Heuschnupfen und Co.#199 Woher kommen Allergien?

mit Ryke und Noemi Beitrag hören
Eine Taschentuchbox und ein Fläschen Nasenspray vor gelbem Hintergrund (unsplash.com / Diana Polekhina)
Des Pollenallergikers treue Begleiter ... (unsplash.com / Diana Polekhina)

Hach, Frühling! Du Hochzeit der triefenden Nasen und geschwollenen Augen!
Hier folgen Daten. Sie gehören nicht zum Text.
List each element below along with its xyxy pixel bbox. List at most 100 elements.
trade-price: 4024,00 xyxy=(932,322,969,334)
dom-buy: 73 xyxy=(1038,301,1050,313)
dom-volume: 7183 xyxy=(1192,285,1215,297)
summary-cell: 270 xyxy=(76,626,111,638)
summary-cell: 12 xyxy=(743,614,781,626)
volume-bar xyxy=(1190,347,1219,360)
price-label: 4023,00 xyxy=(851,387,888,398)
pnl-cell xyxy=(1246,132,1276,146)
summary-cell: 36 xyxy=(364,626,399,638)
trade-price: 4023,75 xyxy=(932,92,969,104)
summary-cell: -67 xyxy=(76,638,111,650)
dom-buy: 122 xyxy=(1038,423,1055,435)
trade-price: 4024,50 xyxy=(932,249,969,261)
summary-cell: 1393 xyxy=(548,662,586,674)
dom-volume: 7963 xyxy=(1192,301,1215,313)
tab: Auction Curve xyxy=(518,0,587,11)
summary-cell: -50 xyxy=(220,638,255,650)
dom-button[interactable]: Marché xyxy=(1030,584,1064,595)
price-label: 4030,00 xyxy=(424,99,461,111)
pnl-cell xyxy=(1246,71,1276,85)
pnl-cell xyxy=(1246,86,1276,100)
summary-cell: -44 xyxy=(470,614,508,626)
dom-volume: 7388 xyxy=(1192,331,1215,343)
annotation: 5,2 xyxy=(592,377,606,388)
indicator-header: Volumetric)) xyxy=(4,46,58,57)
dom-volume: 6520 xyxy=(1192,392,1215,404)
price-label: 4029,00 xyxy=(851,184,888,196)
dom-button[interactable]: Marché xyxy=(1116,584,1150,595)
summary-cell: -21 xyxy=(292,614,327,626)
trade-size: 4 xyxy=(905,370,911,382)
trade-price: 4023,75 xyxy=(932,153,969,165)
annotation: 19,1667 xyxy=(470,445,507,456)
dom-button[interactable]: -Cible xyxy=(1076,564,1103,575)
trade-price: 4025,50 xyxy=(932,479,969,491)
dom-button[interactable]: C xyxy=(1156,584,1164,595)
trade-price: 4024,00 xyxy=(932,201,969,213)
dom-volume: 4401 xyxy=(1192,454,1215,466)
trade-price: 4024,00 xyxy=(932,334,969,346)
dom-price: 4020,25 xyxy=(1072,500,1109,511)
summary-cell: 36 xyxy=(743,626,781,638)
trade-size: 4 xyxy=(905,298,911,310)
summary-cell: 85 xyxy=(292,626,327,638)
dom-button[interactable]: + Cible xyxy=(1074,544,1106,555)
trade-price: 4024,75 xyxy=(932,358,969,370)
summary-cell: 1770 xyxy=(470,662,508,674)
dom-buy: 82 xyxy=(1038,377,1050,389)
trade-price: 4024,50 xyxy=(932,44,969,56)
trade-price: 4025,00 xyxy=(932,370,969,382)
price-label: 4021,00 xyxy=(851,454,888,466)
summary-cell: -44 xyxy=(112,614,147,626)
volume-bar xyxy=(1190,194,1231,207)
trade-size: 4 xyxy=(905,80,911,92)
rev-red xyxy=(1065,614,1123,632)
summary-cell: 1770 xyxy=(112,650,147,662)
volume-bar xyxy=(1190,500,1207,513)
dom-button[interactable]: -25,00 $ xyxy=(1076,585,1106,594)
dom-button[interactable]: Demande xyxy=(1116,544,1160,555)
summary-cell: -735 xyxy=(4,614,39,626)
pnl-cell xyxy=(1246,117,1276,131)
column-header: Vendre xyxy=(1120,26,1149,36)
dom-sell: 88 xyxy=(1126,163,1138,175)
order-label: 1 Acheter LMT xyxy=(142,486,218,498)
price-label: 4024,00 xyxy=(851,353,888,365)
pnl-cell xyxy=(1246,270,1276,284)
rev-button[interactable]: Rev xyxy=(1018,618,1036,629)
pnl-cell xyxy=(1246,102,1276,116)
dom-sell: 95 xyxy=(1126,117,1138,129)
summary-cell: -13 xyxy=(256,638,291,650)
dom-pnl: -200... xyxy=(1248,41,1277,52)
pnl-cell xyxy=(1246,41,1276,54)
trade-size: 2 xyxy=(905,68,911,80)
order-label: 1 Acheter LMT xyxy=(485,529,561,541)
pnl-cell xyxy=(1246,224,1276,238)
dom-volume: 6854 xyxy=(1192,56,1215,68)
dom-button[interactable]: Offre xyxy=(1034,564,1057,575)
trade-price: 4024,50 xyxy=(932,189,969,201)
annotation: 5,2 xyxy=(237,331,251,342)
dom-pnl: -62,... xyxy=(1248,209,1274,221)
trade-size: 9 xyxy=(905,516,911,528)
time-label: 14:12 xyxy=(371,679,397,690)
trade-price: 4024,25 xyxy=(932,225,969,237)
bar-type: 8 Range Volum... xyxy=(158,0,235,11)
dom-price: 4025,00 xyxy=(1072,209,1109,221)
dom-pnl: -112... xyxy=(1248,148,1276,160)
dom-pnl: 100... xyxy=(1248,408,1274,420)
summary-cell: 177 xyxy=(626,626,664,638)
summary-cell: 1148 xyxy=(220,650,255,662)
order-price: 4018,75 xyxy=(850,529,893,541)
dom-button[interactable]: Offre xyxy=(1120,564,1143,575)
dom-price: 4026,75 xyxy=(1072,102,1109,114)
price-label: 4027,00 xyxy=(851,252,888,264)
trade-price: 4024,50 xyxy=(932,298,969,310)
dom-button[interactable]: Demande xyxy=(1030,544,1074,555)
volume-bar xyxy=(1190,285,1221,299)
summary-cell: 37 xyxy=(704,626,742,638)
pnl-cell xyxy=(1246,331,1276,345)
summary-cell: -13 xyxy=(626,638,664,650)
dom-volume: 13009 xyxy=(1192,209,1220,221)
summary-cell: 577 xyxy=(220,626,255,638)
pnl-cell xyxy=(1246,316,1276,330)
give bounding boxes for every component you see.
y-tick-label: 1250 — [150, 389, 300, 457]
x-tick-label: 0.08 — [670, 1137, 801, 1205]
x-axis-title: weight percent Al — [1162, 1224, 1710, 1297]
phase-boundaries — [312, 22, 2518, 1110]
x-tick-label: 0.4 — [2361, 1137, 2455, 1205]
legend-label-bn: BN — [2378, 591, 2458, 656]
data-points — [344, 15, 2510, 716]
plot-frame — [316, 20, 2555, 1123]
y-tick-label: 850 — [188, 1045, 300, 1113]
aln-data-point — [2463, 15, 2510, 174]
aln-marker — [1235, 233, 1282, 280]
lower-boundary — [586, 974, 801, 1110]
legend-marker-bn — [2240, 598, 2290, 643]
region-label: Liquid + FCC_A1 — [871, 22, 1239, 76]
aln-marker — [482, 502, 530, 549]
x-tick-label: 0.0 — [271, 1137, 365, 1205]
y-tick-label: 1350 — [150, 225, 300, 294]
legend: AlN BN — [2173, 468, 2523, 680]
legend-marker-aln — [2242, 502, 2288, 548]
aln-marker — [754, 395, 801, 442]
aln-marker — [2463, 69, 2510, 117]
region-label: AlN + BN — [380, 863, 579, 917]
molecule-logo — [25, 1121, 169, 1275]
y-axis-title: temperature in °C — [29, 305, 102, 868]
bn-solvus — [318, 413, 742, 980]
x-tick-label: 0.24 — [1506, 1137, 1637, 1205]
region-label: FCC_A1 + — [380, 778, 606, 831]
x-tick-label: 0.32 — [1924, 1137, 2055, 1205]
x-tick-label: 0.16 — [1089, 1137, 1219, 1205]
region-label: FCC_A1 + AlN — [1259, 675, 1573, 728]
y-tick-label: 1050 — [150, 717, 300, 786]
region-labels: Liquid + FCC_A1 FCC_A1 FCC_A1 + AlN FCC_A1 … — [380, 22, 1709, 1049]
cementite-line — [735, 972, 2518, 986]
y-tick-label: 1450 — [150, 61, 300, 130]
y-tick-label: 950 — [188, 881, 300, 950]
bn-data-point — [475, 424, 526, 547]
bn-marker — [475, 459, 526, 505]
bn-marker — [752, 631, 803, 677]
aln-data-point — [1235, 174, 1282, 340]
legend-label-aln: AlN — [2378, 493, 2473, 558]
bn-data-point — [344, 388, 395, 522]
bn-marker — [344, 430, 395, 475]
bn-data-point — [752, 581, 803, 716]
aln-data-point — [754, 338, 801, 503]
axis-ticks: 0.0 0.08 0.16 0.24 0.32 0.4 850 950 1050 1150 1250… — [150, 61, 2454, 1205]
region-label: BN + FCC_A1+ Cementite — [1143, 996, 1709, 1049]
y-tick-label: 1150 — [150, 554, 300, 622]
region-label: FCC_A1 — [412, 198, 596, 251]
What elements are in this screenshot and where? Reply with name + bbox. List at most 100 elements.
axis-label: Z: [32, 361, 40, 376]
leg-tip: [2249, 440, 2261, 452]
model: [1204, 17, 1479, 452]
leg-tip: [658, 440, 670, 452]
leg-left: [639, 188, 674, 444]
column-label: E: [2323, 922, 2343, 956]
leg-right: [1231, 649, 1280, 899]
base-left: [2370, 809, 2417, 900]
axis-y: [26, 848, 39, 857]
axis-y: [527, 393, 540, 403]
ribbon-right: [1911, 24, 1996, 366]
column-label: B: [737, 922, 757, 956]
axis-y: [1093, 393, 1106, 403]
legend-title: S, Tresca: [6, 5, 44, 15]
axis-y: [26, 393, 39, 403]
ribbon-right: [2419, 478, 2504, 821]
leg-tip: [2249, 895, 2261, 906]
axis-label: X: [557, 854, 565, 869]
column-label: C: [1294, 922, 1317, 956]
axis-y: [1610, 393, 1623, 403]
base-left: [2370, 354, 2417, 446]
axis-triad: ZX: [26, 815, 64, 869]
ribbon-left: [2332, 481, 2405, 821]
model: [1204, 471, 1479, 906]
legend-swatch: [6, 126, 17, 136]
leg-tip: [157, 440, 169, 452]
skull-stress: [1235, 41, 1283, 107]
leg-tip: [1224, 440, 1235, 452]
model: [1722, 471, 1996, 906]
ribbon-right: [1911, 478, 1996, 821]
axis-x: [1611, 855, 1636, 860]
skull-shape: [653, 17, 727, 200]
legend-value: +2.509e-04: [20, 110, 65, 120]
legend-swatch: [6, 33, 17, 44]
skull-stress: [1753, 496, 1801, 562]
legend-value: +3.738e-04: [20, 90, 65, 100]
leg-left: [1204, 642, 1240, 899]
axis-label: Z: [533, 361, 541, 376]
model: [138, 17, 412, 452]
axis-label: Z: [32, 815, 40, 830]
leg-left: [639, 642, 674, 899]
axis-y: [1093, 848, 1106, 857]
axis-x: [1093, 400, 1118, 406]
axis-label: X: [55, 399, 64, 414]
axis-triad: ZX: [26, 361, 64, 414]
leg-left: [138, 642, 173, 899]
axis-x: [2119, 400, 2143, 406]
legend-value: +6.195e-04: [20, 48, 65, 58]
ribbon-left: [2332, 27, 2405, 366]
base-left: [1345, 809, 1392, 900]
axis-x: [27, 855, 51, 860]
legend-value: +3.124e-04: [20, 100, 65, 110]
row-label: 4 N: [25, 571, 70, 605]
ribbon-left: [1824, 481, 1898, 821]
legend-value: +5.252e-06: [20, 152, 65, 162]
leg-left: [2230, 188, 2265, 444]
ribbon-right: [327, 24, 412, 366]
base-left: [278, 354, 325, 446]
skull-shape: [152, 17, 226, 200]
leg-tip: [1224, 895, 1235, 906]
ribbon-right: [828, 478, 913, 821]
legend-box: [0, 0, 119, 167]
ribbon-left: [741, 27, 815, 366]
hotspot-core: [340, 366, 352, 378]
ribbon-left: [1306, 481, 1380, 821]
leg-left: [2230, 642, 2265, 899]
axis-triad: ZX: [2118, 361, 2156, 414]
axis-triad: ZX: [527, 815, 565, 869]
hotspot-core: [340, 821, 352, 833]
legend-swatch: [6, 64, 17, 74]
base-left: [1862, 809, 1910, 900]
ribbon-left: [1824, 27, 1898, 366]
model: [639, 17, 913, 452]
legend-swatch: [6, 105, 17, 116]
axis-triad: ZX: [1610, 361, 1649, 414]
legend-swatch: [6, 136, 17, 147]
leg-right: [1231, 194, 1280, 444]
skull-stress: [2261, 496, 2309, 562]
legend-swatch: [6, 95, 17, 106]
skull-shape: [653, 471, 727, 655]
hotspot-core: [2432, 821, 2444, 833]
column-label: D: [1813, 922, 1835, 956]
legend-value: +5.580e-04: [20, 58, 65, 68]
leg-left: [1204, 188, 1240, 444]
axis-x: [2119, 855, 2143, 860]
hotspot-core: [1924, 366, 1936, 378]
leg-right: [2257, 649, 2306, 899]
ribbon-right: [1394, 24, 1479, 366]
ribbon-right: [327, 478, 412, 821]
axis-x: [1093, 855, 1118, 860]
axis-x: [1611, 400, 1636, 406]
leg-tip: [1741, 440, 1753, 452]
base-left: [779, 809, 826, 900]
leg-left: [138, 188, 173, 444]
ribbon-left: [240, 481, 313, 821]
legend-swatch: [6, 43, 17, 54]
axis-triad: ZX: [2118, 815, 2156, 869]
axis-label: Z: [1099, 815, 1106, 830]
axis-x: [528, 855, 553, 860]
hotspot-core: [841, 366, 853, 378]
Wenn sich Allergiker die Haare raufen und klagen: Warum nur? Und warum ich? Die Symptome können wir zwar nicht lindern, aber immerhin die Fragen beantworten ...

Diesmal hat sich die neunjährige Mia bei uns gemeldet. Mia leidet zwar nicht unter Heuschnupfen, dafür an einer anderen Allergie: Wenn sie Nüsse isst, bekommt sie nur noch ganz schlecht Luft und dann kann es für sie gefährlich werden. Deswegen passt Mia richtig gut auf und hat immer einen Notfall-Pen dabei, mit dem sie sich piksen kann, wenn doch mal irgendwo Spuren von Nüssen enthalten waren. Mia möchte vom Kakadu wissen: "Woher kommt meine Allergie?"

Ob Pollen, Nüsse, Insektenstiche, Katzenhaare oder Staub: Menschen können auf so ziemlich alles allergisch reagieren. Und reagieren ist schon genau das richtige Stichwort. Eine Allergie ist nämlich eine "Fremdreaktion". Der Körper nimmt etwas Fremdes wahr, von dem er glaubt, es könnte ihm gefährlich werden und fährt seine Abwehrmechanismen auf.

Allergien gibt es, seit es Menschen gibt, aber so richtig erforscht werden sie erst seit ungefähr 100 Jahren. Eines von zehn Kindern hat von Geburt an eine oder mehrere Allergien. Womöglich sogar geerbt. Bei den Erwachsenen sind es schon zwei von zehn. Allergien können sich also auch mit der Zeit entwickeln. Dafür gehen sie andersherum in manchen Fällen auch von allein wieder weg.

Und was, wenn nicht? Wozu denn überhaupt das Ganze? Ist der Körper verwirrt? Das alles besprechen Noemi und Ryke in dieser Episode mit dem Kinder-und Allergiearzt Dr. Christopher Kolorz.